Who: Jessie van Doesburg (26)
What: cleaning in a hospital in Doetinchem
Why: Switch off and get cleaning
Hourly wage: €14.08 (gross)
You’ve got to make ends meet somehow. We can all borrow from Uncle Duo, but there are also students who earn money from unusual side jobs, like Jessie van Doesburg (26), a Master’s student of Molecular Life Sciences. She has been cleaning at the Slingeland regional hospital in Doetinchem for nearly 10 years now.
‘I started this cleaning job when I was at secondary school. I was born in this hospital, and my mum and my sister work here too. So it’s always been part of my life, basically. I clean all the different spaces a hospital has, from offices and corridors to operating theatres. Whatever can come out of a human body, you’ll encounter at some point. Sometimes patients don’t make it to the toilet and there are faeces on the floor. That can happen on the gastrointestinal and liver ward particularly. In the MRI and CT scan department, there is blood occasionally. You really have to hold your nose sometimes. It is varied work because of the different kinds of wards and I like the fact that I don’t have to think about it too much.’

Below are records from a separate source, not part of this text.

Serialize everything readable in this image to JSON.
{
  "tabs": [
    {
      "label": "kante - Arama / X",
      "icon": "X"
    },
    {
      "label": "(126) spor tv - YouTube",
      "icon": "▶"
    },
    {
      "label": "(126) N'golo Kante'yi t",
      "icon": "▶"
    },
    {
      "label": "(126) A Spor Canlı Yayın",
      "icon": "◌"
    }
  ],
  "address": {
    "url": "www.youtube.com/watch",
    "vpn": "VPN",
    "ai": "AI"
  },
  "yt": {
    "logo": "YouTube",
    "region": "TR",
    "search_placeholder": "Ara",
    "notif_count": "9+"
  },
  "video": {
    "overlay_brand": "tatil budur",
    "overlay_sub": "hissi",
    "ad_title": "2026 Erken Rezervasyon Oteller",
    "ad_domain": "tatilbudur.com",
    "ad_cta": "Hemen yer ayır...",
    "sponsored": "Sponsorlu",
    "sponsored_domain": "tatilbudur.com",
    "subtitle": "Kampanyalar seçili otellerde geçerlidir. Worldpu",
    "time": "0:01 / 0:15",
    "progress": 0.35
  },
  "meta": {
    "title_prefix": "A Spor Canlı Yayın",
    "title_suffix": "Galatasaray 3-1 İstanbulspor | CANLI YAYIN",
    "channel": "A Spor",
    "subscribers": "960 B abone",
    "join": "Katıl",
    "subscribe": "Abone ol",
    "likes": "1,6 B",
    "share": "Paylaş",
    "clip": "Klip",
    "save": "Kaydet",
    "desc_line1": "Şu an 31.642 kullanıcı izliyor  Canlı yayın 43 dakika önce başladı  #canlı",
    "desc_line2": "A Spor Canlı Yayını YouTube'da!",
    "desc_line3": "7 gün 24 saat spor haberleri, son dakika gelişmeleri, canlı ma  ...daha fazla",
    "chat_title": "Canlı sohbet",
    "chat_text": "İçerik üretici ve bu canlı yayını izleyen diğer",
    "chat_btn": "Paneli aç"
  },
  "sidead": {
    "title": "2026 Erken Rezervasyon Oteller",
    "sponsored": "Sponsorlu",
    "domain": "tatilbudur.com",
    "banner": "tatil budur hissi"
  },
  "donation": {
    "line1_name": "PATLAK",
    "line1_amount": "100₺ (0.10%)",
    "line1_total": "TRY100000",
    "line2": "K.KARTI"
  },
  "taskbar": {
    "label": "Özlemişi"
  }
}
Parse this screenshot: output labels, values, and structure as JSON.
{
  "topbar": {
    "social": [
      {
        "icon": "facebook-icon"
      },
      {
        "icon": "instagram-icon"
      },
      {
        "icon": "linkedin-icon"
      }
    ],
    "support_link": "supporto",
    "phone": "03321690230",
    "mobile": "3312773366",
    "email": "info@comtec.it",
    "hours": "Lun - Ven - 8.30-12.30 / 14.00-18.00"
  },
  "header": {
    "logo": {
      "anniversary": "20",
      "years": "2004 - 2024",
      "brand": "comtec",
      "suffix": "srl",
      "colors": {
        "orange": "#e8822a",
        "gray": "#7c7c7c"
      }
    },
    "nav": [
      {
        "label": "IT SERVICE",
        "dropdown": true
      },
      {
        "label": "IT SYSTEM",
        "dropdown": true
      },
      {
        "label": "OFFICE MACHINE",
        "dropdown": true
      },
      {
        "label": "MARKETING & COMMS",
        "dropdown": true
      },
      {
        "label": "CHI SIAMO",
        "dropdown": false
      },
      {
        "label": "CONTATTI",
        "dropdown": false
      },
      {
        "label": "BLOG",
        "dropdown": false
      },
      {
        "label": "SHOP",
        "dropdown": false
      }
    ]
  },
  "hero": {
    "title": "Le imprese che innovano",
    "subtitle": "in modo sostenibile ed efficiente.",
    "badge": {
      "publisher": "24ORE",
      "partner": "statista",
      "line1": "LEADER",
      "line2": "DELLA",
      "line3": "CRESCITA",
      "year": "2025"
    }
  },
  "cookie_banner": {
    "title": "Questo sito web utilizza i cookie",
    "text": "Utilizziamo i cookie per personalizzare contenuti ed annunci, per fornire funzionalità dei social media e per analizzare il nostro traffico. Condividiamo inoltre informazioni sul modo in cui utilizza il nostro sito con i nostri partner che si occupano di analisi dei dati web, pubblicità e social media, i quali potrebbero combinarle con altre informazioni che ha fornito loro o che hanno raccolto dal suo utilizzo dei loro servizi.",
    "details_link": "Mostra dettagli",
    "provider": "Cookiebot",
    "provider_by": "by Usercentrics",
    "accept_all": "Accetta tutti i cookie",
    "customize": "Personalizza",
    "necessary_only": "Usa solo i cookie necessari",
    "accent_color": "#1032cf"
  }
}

‘Each ward has its own procedures. At the isolation ward, I first go through a changing room and get wrapped in protective clothing from top to toe. After doing the cleaning, I go out through the same room and all the protective clothing is discarded. In the Covid period, that ward was completely full. In another ward, where the chemo patients are, the faeces are radioactive. So I clean everything twice there, to be on the safe side. Afterwards, the cleaning wipes go into a separate bag with a special washing programme.
Whatever can come out of a human body, you’ll encounter at some point
Of course, people die in the hospital, and I can be told: ‘Someone has just died in room three, you’ll have to wait before cleaning there.’ Members of my family have died here too. Because our cleaning corner is next to the mortuary, I sometimes see the dead bodies being brought in. The dead no longer feel pain, but I find it upsetting to see weeping relatives. Fortunately, it doesn’t happen often. I often work at weekends and there are other girls of my age working then too, so it’s always very sociable.’